Raúl hizo una pausa. Parecía como si empezase a arrepentirse de haber convocado a su hermano.
—Tengo una oferta de trabajo.
—¿Para hacer qué?
—Para un proyecto de I+D.
—¿I+D? —Aquello descolocó a Kino—. Tío, tú ya sabes que yo de informática no tengo ni idea.
—Ya, pero tampoco es necesario. Lo cierto es que eres tú el único que puede llevar a cabo el trabajo.
—¿Y de qué trabajo se trata?
—No te lo puedo decir hasta que firmes el contrato de confidencialidad.
—Ajá. Pues lo siento, Raúl, pero como entenderás, con la información que me das no te voy a decir que sí a nada. Principalmente porque no me hace falta curro. Así que…
—Te puedo decir cuánto cobra un responsable de contenidos sénior.
Kino levantó una ceja mientras inclinaba la cabeza.
—Pues no te cortes.
—Trescientos mil euros.
Kino sintió un vacío en el estómago, pero mantuvo su cara de póker. Con lo que ganaba un ejecutivo de esos al año, él podría sobrevivir diez. O cinco, si se consentía unos cuantos caprichos.
—¿Y me puedes decir también cuánto duraría dicho trabajo?
—Te puedo decir una estimación. —Kino le hizo un gesto de impaciencia—. No deberíamos de tardar más de seis meses en tener un prototipo listo.
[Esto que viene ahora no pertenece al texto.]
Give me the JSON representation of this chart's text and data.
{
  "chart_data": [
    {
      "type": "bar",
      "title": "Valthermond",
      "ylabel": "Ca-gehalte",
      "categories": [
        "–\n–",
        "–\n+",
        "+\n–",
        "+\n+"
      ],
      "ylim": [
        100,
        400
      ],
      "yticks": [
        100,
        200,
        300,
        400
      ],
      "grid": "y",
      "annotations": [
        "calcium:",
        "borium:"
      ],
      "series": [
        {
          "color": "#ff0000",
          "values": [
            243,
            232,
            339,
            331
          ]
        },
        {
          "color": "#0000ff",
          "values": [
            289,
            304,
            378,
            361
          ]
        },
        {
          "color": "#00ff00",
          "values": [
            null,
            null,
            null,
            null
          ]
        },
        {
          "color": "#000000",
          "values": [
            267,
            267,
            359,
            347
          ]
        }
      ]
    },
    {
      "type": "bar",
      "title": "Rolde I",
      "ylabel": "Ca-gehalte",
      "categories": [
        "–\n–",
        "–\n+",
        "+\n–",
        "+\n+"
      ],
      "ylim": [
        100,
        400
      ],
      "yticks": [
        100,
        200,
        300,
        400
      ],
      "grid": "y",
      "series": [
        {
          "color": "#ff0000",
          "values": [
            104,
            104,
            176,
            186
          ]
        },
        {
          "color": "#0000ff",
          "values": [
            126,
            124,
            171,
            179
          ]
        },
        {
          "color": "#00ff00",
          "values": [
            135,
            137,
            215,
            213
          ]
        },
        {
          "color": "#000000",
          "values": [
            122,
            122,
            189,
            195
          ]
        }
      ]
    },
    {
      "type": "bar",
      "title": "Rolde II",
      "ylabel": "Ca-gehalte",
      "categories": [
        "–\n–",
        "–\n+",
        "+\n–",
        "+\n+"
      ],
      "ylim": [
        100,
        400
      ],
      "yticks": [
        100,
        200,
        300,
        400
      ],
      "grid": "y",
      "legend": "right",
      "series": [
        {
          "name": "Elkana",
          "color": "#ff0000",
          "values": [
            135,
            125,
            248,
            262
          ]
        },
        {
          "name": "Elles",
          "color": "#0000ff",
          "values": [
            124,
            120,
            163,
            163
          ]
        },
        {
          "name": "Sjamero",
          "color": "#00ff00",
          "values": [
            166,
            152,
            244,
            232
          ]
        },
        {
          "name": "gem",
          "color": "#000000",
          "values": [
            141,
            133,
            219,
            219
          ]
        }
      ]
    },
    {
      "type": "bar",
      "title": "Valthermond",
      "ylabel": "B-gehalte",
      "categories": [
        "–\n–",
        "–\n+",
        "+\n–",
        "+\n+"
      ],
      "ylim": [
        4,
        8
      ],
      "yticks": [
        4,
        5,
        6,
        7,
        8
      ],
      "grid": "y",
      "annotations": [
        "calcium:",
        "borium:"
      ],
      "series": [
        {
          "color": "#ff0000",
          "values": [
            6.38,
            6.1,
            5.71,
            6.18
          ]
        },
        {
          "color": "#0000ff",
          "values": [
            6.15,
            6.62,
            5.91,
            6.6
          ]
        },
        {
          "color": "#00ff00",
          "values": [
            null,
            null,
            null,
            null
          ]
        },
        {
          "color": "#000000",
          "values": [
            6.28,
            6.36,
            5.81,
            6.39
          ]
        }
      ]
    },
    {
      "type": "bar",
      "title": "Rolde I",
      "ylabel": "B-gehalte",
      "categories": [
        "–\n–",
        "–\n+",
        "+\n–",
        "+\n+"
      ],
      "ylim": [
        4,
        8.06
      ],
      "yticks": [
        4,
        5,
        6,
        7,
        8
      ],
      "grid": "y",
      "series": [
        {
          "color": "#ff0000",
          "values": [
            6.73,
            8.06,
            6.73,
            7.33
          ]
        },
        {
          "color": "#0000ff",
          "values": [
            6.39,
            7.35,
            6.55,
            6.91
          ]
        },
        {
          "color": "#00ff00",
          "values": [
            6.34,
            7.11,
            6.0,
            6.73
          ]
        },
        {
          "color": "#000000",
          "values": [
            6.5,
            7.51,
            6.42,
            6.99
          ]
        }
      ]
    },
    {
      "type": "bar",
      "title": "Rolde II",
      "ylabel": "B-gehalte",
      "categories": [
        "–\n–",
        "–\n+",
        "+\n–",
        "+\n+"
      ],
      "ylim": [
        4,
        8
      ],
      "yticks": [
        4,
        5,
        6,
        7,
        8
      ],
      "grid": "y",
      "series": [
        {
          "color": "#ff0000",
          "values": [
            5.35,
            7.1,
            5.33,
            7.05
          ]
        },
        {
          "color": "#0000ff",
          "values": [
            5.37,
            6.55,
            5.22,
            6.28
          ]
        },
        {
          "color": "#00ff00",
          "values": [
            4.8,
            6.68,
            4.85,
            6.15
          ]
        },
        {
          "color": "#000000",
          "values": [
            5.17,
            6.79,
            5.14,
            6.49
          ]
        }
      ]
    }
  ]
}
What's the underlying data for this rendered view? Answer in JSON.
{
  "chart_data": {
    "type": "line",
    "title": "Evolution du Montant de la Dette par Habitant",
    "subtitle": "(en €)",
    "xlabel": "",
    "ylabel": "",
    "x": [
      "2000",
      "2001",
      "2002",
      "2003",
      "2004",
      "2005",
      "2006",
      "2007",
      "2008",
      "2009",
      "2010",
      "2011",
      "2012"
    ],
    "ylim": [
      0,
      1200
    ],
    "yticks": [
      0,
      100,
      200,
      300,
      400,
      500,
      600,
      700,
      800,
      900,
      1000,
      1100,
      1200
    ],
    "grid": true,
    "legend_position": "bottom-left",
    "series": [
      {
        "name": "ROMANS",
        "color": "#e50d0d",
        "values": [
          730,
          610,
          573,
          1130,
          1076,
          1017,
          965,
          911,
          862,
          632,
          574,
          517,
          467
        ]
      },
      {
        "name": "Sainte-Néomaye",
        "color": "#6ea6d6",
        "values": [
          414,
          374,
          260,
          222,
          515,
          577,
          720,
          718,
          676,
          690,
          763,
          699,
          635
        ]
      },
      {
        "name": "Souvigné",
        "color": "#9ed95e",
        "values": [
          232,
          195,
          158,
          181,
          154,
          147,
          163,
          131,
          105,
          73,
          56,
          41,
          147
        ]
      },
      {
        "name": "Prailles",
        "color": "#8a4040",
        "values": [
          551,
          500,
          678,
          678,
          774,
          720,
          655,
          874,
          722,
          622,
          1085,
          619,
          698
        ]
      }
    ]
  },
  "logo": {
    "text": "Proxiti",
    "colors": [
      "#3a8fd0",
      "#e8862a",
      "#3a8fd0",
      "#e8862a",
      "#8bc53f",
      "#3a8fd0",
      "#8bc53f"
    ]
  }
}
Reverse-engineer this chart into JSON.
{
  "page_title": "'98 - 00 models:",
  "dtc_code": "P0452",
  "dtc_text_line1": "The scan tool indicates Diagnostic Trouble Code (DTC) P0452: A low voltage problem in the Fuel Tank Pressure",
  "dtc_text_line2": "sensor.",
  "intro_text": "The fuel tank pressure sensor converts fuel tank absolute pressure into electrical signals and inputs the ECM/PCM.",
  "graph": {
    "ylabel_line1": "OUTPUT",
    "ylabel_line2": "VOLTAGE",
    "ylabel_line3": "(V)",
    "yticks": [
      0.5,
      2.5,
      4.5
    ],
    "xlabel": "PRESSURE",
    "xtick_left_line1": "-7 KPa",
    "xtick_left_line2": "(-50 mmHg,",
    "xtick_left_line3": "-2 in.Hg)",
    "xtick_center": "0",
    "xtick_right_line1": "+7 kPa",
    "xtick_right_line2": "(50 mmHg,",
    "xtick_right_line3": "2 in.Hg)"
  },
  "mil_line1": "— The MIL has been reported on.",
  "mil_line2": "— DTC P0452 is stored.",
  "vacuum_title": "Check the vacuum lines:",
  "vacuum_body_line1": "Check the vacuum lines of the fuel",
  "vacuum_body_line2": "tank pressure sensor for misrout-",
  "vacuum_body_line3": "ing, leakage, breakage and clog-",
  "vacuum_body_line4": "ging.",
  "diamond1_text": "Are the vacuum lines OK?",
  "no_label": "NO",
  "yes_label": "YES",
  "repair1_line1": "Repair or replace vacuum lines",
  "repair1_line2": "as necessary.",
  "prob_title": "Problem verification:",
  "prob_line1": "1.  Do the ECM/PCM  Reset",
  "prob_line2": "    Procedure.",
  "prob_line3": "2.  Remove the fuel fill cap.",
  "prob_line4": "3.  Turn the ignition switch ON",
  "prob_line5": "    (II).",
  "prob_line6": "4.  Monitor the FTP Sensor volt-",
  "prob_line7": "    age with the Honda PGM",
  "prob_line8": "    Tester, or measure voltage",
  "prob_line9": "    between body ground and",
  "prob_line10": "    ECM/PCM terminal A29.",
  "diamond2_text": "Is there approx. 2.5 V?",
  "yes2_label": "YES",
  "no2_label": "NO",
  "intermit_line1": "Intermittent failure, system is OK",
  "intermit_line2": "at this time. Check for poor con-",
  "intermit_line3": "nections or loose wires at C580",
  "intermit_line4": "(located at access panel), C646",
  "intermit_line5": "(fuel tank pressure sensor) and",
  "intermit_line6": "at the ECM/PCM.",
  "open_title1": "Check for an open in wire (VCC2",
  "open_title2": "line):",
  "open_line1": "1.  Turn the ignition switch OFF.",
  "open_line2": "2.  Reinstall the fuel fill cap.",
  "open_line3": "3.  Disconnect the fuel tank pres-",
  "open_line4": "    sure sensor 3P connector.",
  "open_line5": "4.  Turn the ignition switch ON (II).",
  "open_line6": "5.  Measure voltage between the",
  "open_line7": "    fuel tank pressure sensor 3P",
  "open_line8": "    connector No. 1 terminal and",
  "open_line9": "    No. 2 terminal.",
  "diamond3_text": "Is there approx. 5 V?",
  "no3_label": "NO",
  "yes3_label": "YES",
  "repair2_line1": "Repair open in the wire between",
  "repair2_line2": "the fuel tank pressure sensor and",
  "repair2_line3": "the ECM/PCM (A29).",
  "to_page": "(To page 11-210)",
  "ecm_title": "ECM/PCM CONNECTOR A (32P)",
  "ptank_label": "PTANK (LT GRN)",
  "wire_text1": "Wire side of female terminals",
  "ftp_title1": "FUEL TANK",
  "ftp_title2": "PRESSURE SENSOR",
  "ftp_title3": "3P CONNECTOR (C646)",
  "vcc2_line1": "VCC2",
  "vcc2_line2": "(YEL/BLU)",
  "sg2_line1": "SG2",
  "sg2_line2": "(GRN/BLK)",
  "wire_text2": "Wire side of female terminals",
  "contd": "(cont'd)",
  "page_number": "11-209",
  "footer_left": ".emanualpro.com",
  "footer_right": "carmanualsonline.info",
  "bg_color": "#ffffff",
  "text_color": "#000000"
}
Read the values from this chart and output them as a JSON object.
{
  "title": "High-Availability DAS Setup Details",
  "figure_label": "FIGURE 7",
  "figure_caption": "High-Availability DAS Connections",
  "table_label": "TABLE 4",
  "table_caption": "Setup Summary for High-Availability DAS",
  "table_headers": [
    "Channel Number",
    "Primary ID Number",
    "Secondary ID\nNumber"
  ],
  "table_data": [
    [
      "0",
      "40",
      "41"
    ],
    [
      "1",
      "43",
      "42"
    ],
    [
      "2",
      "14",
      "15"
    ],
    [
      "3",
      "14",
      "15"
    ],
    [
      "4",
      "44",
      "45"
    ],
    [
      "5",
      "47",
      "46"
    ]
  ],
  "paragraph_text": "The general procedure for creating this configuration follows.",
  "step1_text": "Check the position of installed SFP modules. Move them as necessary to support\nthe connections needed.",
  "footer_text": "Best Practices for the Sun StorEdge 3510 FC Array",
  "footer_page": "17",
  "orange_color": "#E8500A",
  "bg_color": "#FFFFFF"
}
Kino se lo pensó un momento, por el simple motivo de que toda aquella situación parecía demasiado buena y aleatoria. En algún lado tenía que haber una pega. No tenía ni idea de qué le iba a pedir, y que le mataran si se le ocurría algo que solo pudiese hacer él en todo el mundo. Aunque, por otra parte, una vocecilla en el interior de su cabeza le decía que dejase de pensárselo y aceptase. Con esa cantidad de dinero podría dejar su trabajo y centrarse por fin en su novela. Y hasta en la secuela.
—A ver si lo entiendo —empezó a decir Kino—, desde el momento en el que diga que sí al dinero es cuando estaré sujeto a la confidencialidad, ¿no es así?
—Es una forma de decirlo, sí.
—¿Y no me vas a decir qué es lo que quieres que haga?
—No. Hasta que aceptes. Y no te preocupes —dijo Raúl con una media sonrisa burlona—, no va a ser traficar con drogas ni nada parecido.
—Qué gilipollas eres…
—¿Y bien?
Hubo un silencio tenso entre los dos. Tenso porque los dos sabían qué iba a pasar a continuación, y Kino hubiese querido decir que no por orgullo, pero ese dinero le vendría muy bien.
—Solo una cosa.
—Dime.
—Si después de que me hayas explicado qué coño quieres que haga, me quiero echar atrás, ¿puedo hacerlo?
—Bueno, siempre que no incumplas el contrato de confidencialidad…
—Ya, ya… ¿Podría echarme atrás?
—Sí… aunque no cobrarías.
—Chachi. Pues entonces firmo, Capitán Obvio.
Kino extendió la mano, y Raúl le aceptó el gesto después de mirarlo a los ojos con resignación.
—Hablando de capitanes, ¿dónde está tu gorrita?
—¿Qué gorrita?
—La de marinero. Pareces el capitán del Titanic antes de que le salieran canas, con esa ropa.
Raúl le soltó la mano, lamentando a dónde se había visto obligado a recurrir.